The 7th (Southland) Mounted Rifles was raised on 17 March 1911. During World War I they formed part of the Otago Mounted Rifles Regiment and served in the Battle of Gallipoli and was then withdrawn to Egypt. They would later serve in France, with the New Zealand Division.

== Great War Battles ==
- Battle of Gallipoli
- Battle of Flers - Courcelette. 15 – 22 Sep 1916.
- Battle of Morval. 25 – 28 Sep 1916.
- Battle of Le Transloy. 1 – 18 Oct 1916.
- Battle of Messines. 7 – 14 Jun 1917.
- Battle of Polygon Wood. 26 Sep – 3 Oct 1917.
- Battle of Broodseinde. 4 Oct 1917.
- Battle of Passchendaele. 12 Oct 1917.
- Battle of Arras. 28 Mar 1918.
- Battle of the Ancre. 5 Apr 1918.
- Battle of Albert. 21 – 23 Aug 1918.
- Battle of Bapaume. 31 Aug – 3 Sep 1918.
- Battle of Havrincourt. 12 Sep 1918.
- Battle of the Canal du Nord. 27 Sep – 1 Oct 1918.
- Battle of Cambrai. 8 – 9 Oct 1918.
- Pursuit to the Selle. 9 – 12 Oct 1918.
- Battle of the Selle. 17 – 25 Oct 1918.
- Battle of the Sambre. 4 Nov 1918, including the Capture of Le Quesnoy.

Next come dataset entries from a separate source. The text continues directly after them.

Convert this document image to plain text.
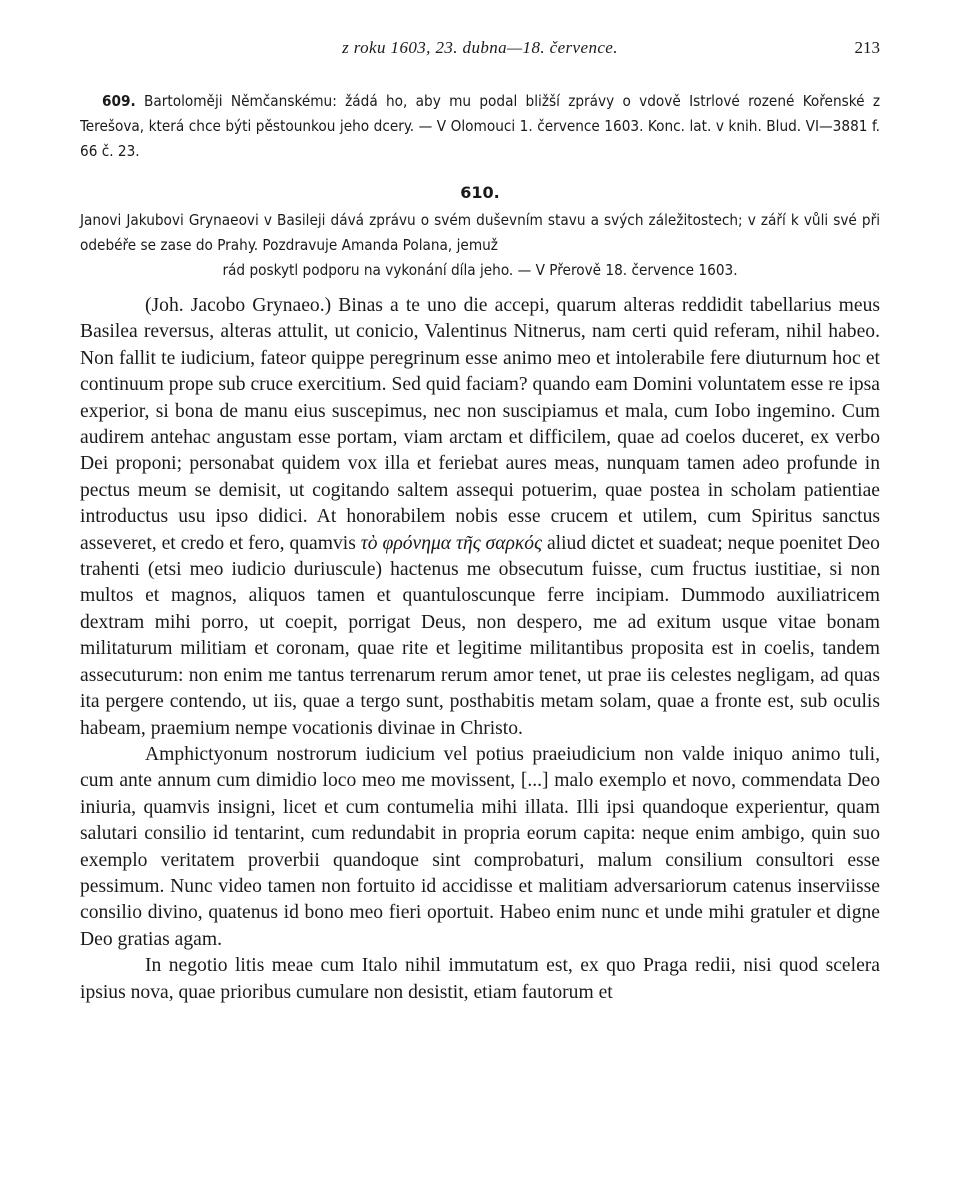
z roku 1603, 23. dubna—18. července.	213

609. Bartoloměji Němčanskému: žádá ho, aby mu podal bližší zprávy o vdově Istrlové rozené Kořenské z Terešova, která chce býti pěstounkou jeho dcery. — V Olomouci 1. července 1603. Konc. lat. v knih. Blud. VI—3881 f. 66 č. 23.

610.

Janovi Jakubovi Grynaeovi v Basileji dává zprávu o svém duševním stavu a svých záležitostech; v září k vůli své při odebéře se zase do Prahy. Pozdravuje Amanda Polana, jemuž
rád poskytl podporu na vykonání díla jeho. — V Přerově 18. července 1603.

(Joh. Jacobo Grynaeo.) Binas a te uno die accepi, quarum alteras reddidit tabellarius meus Basilea reversus, alteras attulit, ut conicio, Valentinus Nitnerus, nam certi quid referam, nihil habeo. Non fallit te iudicium, fateor quippe peregrinum esse animo meo et intolerabile fere diuturnum hoc et continuum prope sub cruce exercitium. Sed quid faciam? quando eam Domini voluntatem esse re ipsa experior, si bona de manu eius suscepimus, nec non suscipiamus et mala, cum Iobo ingemino. Cum audirem antehac angustam esse portam, viam arctam et difficilem, quae ad coelos duceret, ex verbo Dei proponi; personabat quidem vox illa et feriebat aures meas, nunquam tamen adeo profunde in pectus meum se demisit, ut cogitando saltem assequi potuerim, quae postea in scholam patientiae introductus usu ipso didici. At honorabilem nobis esse crucem et utilem, cum Spiritus sanctus asseveret, et credo et fero, quamvis τὸ φρόνημα τῆς σαρκός aliud dictet et suadeat; neque poenitet Deo trahenti (etsi meo iudicio duriuscule) hactenus me obsecutum fuisse, cum fructus iustitiae, si non multos et magnos, aliquos tamen et quantuloscunque ferre incipiam. Dummodo auxiliatricem dextram mihi porro, ut coepit, porrigat Deus, non despero, me ad exitum usque vitae bonam militaturum militiam et coronam, quae rite et legitime militantibus proposita est in coelis, tandem assecuturum: non enim me tantus terrenarum rerum amor tenet, ut prae iis celestes negligam, ad quas ita pergere contendo, ut iis, quae a tergo sunt, posthabitis metam solam, quae a fronte est, sub oculis habeam, praemium nempe vocationis divinae in Christo.

Amphictyonum nostrorum iudicium vel potius praeiudicium non valde iniquo animo tuli, cum ante annum cum dimidio loco meo me movissent, [...] malo exemplo et novo, commendata Deo iniuria, quamvis insigni, licet et cum contumelia mihi illata. Illi ipsi quandoque experientur, quam salutari consilio id tentarint, cum redundabit in propria eorum capita: neque enim ambigo, quin suo exemplo veritatem proverbii quandoque sint comprobaturi, malum consilium consultori esse pessimum. Nunc video tamen non fortuito id accidisse et malitiam adversariorum catenus inserviisse consilio divino, quatenus id bono meo fieri oportuit. Habeo enim nunc et unde mihi gratuler et digne Deo gratias agam.

In negotio litis meae cum Italo nihil immutatum est, ex quo Praga redii, nisi quod scelera ipsius nova, quae prioribus cumulare non desistit, etiam fautorum et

Major General Sir Alexander Godley was appointed honorary colonel of the Regiment in 1914.

== Between the Wars ==
They amalgamated with the 5th Mounted Rifles (Otago Hussars) and the 12th (Otago) Mounted Rifles to become the 5th New Zealand Mounted Rifles in 1921.